7th Street/Metro Center Tour: History

First, some nationwide downtown myths – a sampling:

  1. There’s nothing to do in Philadelphia except leave it.
  2. New York’s Times Square is a dirty, drug-infested hole.
  3. The only thing to do in Seattle is open your umbrella.

We now know they’re all the stuff of tired, urban legends. But maybe no downtown suffers quite like Los Angeles:

4.   L.A. doesn’t have a downtown.

Surprise, surprise. L.A. does have one and the 7th Street/Metro Center station at Figueroa Street is smack in the middle of it. True, for a city of 4 million, L.A.’s “Financial District” is about the size of downtown Hartford but that makes it even more suited for a WalknRideLA tour, don’t you think?

About 150 years ago, today’s skyscraper-lined Figueroa Street carried the name “Grasshopper Street” (or in Spanish,Calle de las Chapules). Clearly, it was hardly “hopping” with merchants or residents. That’s because back then the town’s “downtown” was centered about a mile away at Olvera Street, near today’s Union Station. As the city grew, particularly following the arrival of railroads in the the late 19th century, that hub drifted south and west.

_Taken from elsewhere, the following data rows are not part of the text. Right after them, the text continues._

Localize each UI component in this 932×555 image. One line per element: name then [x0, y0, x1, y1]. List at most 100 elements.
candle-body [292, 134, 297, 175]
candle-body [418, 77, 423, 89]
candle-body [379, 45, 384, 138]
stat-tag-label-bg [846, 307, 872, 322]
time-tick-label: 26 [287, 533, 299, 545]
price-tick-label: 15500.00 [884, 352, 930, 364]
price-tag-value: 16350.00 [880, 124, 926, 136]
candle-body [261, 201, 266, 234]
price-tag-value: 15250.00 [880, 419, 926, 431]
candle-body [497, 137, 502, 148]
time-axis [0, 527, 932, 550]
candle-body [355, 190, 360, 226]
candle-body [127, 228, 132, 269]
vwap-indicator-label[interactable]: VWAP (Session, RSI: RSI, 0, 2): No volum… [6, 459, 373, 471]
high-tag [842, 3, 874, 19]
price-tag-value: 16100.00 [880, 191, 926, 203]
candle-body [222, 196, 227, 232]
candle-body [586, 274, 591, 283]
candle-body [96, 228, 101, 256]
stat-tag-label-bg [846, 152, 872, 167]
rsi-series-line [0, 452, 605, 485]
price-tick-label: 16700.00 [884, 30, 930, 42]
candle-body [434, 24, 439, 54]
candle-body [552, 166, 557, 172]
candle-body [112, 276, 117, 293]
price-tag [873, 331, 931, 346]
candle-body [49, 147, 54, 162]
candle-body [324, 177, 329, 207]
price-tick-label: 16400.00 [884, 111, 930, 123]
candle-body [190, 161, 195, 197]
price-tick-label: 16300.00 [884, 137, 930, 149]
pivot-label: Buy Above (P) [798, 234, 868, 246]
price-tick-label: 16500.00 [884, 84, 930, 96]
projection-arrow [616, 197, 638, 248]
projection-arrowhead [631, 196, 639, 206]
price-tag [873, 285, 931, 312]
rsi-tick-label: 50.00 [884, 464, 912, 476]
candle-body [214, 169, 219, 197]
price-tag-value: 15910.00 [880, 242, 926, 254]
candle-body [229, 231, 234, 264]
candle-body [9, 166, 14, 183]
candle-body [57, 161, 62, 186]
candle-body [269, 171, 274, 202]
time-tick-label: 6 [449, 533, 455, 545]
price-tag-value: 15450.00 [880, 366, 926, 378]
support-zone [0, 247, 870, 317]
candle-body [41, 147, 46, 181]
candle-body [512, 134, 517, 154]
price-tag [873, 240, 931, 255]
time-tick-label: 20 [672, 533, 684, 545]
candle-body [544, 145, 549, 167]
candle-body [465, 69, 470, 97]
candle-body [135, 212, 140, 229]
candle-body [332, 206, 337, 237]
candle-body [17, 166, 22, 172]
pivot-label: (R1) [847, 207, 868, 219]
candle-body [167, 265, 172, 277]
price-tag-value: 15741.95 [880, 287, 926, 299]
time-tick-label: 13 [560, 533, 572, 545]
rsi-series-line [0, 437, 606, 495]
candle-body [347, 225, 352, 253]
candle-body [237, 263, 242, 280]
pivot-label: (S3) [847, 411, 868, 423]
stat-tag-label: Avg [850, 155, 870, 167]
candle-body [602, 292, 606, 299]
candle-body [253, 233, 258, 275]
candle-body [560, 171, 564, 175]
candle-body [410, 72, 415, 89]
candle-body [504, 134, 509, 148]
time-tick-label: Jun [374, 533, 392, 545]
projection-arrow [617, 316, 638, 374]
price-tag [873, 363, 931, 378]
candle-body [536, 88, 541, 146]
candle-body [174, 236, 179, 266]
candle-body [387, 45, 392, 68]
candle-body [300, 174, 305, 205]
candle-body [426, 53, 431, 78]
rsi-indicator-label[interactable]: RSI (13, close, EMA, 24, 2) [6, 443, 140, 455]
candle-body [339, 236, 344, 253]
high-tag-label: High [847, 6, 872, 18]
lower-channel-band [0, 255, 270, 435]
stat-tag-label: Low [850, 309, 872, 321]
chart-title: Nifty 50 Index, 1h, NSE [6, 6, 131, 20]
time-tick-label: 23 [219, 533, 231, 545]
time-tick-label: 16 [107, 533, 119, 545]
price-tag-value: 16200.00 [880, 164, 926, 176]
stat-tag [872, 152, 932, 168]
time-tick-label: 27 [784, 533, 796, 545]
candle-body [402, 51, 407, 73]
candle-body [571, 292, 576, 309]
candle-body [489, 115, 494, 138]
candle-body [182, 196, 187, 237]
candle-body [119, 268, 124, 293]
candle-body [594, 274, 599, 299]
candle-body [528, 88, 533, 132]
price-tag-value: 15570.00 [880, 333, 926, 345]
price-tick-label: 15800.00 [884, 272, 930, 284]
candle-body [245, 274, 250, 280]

By 1900, downtown was near centered around today’s First and Spring Streets. By 1920 it had migrated south to around Fifth Street and from there, spread a few blocks westward during the 1920s and 30s. The financial district remained centered on Spring Street and was sometimes called (at least by downtown boosters) “The Wall Street of the West.” After World War II most of the city’s growth didn’t happen in downtown at all – it spread out along the boulevards and into the suburbs, miles from the city’s center.

Everything changed when Bunker Hill was marked for urban renewal in the early 1960s. A spanking new Music Center went up first, followed by high-rises housing banks, insurance companies, law firms and city offices – all clusted atop the hill and spilling down Figueroa, Flower and Hope Streets into what is called today’s “Financial District.” That’s the neighborhood this tour visits.